On Monday, June 6, at Apple's World Wide Developers Conference in San Francisco, Steve Jobs revealed that Apple would switch from its IBM-sourced PowerPC chip to Intel's Pentium D processor beginning in the latter half of 2006. Industry analysts began dissecting this move several days before the announcement in a series of "will they/won't they" articles every bit as breathless as those announcing the splits between Ben Affleck and J-Lo or Brad and Jennifer.

June 6 removed all doubts: They will. That doesn't answer the big question of how come?, however. Apple claims that it all comes down to chip delivery, which has been IBM's big problem—in fact, IBM has never produced a G5 PowerPC chip that would be suitable for laptop use. Since IBM will be providing PowerPC chips for Microsoft's all-but-here Xbox 360 console, Sony's eminent PlayStation 3, and the next generation of Nintendo's game-playing machine, it could be argued that Apple's share of the market simply isn't large enough to drive it to produce such a critter.

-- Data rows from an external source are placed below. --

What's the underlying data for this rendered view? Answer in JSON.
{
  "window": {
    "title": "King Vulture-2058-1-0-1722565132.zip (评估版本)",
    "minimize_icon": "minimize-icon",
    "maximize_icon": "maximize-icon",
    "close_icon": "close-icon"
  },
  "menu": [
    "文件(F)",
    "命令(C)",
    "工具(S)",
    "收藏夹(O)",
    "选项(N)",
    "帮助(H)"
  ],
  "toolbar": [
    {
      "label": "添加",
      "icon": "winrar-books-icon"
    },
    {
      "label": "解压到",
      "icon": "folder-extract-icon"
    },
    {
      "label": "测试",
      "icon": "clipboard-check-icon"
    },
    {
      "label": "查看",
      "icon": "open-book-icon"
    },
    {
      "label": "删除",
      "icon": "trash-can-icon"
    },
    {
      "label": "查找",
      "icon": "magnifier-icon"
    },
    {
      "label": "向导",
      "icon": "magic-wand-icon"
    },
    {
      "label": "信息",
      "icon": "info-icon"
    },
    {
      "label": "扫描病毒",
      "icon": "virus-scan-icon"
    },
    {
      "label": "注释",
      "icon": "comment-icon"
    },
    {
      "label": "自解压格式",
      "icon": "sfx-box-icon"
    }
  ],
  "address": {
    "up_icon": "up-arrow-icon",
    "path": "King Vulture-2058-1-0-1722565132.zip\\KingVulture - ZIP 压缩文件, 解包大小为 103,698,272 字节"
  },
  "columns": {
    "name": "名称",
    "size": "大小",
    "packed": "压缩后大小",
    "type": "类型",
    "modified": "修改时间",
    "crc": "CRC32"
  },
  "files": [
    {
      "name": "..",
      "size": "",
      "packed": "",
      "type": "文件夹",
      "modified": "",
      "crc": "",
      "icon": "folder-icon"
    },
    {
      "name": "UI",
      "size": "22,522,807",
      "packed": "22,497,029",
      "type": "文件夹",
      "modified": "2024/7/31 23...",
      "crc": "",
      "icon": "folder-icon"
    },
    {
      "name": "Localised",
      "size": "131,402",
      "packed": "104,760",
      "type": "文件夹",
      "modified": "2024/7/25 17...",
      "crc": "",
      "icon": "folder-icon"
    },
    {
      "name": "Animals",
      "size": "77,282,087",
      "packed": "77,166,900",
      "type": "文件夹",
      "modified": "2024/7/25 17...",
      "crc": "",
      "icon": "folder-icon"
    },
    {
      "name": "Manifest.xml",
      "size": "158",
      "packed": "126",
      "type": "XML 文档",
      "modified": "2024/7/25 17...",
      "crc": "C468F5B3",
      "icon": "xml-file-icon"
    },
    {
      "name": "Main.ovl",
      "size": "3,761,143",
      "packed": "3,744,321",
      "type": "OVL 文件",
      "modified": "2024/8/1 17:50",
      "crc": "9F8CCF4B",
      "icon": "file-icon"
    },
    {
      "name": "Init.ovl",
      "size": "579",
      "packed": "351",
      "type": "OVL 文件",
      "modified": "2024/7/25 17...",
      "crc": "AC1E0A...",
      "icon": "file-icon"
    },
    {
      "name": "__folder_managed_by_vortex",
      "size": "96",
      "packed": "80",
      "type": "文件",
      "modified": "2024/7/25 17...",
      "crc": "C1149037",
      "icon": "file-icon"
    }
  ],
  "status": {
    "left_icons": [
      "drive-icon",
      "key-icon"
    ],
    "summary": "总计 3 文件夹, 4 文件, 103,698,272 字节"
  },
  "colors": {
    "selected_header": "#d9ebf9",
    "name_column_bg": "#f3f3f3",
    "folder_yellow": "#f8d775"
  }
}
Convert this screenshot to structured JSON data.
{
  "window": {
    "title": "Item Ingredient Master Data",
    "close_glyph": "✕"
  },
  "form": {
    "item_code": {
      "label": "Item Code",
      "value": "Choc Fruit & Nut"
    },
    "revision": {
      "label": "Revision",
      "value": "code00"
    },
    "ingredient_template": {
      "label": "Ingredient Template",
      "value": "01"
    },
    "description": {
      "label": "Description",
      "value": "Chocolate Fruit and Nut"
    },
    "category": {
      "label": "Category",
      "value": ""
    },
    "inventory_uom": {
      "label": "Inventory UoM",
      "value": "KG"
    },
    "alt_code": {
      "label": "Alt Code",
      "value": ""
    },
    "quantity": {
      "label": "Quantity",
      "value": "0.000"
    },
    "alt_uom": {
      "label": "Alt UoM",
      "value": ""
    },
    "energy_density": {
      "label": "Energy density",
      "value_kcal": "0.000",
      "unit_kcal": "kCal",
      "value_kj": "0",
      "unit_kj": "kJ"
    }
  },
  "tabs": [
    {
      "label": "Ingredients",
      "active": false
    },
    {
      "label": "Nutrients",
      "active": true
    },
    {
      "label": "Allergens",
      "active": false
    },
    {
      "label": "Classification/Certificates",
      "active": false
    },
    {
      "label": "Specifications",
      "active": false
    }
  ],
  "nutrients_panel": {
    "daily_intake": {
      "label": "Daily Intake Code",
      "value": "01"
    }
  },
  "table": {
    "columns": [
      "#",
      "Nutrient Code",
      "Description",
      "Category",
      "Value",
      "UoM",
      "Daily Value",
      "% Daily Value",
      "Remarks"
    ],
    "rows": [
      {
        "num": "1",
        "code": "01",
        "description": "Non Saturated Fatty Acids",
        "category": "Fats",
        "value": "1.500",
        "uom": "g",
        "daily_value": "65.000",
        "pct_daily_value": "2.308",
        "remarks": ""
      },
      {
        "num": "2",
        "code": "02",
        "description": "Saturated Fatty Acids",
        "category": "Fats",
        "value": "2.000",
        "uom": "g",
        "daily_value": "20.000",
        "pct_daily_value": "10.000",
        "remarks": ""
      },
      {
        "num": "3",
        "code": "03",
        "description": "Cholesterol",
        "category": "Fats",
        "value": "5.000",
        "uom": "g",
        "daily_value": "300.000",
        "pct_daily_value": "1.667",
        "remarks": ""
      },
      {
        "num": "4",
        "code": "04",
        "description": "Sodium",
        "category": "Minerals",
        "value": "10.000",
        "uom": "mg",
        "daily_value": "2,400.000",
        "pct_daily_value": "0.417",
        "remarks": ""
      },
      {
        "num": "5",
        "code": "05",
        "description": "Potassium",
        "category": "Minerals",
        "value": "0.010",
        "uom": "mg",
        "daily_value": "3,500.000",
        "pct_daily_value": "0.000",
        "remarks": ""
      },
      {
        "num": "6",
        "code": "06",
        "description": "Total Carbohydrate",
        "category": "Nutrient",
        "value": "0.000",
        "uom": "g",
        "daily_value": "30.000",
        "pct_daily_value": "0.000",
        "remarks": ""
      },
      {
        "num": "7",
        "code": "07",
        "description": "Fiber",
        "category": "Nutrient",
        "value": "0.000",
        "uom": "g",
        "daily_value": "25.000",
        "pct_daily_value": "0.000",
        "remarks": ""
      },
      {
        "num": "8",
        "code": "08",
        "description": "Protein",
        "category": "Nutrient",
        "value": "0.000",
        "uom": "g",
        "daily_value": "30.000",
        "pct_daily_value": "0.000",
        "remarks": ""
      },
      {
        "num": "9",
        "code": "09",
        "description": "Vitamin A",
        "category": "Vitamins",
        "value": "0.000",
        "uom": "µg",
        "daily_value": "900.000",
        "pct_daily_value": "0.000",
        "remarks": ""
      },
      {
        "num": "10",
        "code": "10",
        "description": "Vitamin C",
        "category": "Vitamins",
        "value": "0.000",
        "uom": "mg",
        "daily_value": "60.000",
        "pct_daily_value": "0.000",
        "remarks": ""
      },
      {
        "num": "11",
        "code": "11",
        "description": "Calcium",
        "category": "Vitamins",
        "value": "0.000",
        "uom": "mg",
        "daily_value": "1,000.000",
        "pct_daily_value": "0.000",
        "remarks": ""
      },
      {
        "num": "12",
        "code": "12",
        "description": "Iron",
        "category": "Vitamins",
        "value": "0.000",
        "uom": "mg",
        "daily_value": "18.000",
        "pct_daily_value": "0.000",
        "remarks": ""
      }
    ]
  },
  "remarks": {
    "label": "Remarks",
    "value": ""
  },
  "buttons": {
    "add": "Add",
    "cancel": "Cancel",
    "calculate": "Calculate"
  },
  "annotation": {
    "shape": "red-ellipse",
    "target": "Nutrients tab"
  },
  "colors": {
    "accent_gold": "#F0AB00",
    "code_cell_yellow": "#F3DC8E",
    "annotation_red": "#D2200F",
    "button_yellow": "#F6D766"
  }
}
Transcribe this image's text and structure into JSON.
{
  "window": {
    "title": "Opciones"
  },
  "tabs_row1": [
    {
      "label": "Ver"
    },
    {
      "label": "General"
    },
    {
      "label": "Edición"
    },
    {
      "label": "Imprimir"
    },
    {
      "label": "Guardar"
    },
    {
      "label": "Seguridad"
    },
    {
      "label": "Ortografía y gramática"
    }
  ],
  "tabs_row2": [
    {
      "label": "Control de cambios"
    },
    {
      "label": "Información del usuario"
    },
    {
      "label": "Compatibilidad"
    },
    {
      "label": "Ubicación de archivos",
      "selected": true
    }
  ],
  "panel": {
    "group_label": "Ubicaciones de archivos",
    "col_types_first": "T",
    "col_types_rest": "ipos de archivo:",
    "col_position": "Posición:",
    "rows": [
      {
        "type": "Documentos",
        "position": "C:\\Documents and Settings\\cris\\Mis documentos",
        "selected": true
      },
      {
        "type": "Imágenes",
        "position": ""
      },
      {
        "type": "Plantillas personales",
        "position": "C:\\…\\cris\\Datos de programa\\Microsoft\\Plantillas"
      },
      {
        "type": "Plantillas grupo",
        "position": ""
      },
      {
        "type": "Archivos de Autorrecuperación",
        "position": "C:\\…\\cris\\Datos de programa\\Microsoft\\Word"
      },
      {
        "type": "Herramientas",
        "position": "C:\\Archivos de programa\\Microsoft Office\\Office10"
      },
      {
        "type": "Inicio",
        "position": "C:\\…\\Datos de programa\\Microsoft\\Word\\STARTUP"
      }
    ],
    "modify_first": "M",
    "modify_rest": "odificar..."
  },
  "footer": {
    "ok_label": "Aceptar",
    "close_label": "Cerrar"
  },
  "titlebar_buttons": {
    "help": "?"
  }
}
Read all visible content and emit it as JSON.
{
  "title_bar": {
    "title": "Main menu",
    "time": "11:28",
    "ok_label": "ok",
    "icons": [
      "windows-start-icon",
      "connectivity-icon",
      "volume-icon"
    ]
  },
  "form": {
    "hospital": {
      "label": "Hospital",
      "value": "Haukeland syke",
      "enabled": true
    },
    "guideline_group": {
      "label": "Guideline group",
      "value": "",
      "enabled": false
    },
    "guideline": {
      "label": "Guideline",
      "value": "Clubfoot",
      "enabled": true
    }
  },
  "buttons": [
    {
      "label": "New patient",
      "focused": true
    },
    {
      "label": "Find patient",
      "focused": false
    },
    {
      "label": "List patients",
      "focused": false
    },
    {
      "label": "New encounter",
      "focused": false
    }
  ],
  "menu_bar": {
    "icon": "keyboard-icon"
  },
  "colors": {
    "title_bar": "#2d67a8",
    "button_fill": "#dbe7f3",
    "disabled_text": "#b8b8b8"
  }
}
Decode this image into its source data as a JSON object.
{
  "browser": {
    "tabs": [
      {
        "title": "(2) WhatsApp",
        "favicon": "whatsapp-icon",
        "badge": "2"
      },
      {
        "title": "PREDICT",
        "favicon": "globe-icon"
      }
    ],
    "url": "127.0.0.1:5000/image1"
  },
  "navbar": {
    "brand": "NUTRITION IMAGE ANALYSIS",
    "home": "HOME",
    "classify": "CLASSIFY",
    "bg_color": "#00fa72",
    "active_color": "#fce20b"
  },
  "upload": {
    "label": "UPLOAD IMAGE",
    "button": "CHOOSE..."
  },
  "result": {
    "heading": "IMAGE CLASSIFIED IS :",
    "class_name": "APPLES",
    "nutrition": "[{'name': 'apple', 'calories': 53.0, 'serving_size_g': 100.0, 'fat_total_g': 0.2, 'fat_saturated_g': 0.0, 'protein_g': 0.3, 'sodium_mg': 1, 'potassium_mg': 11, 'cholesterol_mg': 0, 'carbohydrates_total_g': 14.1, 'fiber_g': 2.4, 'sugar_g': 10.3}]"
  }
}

Many observers, including myself, assumed that it had something to do with digital rights management (DRM), speculation that was fueled in no small part by a report on the British website Digit, which boldly stated that Intel had embedded DRM into the Pentium D and 945 chipsets.

Not so, countered Don Whiteside, vice president of Intel's Corporate Technology Group. Whiteside told Wolfgang Gruener at Tom's Hardware Guide, "We don't have any unique hardware to support DRM," adding that such features are standard in all chipsets these days. In fact, Whiteside criticized SACD as an egregious attempt to restrict copying and computer playback of copyrighted material, characterizing it as "absolutely unacceptable."

Hmmm, deflecting the discussion with weasel words like "unique hardware" and discussions of another company's failed platform doesn't entirely convince me that the switch doesn't center on what Digit's Julian Bajkowski calls "controlling copyright through the motherboard," but we'll have to wait and see. That said, if I can't hone my preferred DRM-centric conspiracy theory, I think I'll borrow that of Robert X. Cringely,, who, in a hilariously splenetic rant, basically chalks the move up to Apple's plans of worldwide domination.

Yeah, Apple's plan for world domination. I told you it was funny.